Iron Man 2 is as sharply scripted as the first, and the rapid-fire dialogue delivered in Robert Downey Jr.'s best nonchalant drawl skillfully balances out all of the banging and booming of the action sequences. And, for the most part, they are terrifically exciting action sequences. Mickey Rourke makes a convincing Russian physicist villain, and his appearance with the electric whips on a Monaco racetrack is dramatic. Don Cheadle looks to be having as great a time pretending to be flying through the air in an Iron Man suit, as he would if it were real. This is a movie so busting full of machismo, that it would be sort of unbearable if it weren't for the macho being cut through with camp. Robert Downey Jr. has a rogue-ish Cary Grant-like charm, a gentlemanly countenance perhaps, that takes the edge off. It's something like a superhero movie written by a jovial version of David Mamet.
It's also a superhero movie for those who don't like superhero movies. This is most clear during a scene in which Tony Stark celebrates his birthday drunk and dressed in the Iron Man suit dancing to Daft Punk and shooting champagne bottles flung into the air by skinny blondes. It is hard to imagine this working so well without Downey Jr.

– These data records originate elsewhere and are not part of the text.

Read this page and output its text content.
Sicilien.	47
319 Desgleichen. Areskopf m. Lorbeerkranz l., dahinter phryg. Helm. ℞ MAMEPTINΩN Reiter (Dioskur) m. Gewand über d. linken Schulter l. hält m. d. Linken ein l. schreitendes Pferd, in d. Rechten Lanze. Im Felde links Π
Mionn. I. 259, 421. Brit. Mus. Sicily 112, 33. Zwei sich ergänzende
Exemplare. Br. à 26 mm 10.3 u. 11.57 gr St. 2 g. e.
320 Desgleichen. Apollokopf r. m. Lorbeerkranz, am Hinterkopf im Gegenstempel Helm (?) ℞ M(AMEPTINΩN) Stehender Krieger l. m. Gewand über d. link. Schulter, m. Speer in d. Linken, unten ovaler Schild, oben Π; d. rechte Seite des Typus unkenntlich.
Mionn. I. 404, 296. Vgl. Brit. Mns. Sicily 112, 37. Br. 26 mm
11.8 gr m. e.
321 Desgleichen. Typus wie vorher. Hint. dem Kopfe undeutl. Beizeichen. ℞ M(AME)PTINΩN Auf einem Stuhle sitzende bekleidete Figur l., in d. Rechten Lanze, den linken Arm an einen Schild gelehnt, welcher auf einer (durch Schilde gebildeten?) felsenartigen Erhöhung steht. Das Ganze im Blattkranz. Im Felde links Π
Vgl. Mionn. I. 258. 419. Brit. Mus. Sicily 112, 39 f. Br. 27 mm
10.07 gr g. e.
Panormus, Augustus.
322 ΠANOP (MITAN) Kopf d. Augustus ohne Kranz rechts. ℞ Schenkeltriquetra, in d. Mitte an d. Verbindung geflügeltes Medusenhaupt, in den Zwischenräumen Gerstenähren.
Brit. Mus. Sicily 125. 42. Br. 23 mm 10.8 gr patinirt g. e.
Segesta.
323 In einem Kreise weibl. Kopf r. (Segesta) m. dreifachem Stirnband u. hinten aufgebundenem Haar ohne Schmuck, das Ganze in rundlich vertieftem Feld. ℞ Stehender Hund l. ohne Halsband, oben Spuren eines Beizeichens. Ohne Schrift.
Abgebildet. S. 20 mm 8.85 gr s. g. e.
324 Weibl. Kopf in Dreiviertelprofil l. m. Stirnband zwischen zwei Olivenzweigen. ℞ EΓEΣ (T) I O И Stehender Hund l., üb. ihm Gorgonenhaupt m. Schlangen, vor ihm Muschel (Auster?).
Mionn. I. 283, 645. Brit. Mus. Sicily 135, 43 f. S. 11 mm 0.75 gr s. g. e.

He brings to the usual 2D superhero personality (the troubled father-son relationship and so on) his own identity, his past personas and his public misdemeanors. Of course, by the time The Dark Knight came around Christian Bale had gathered a strange, sinister reputation but it didn't translate - Downey Jr. is able to make Tony Stark's narcissism not just appealing, but admirable. In the new age of asceticism, indulgence like this holds a special thrill.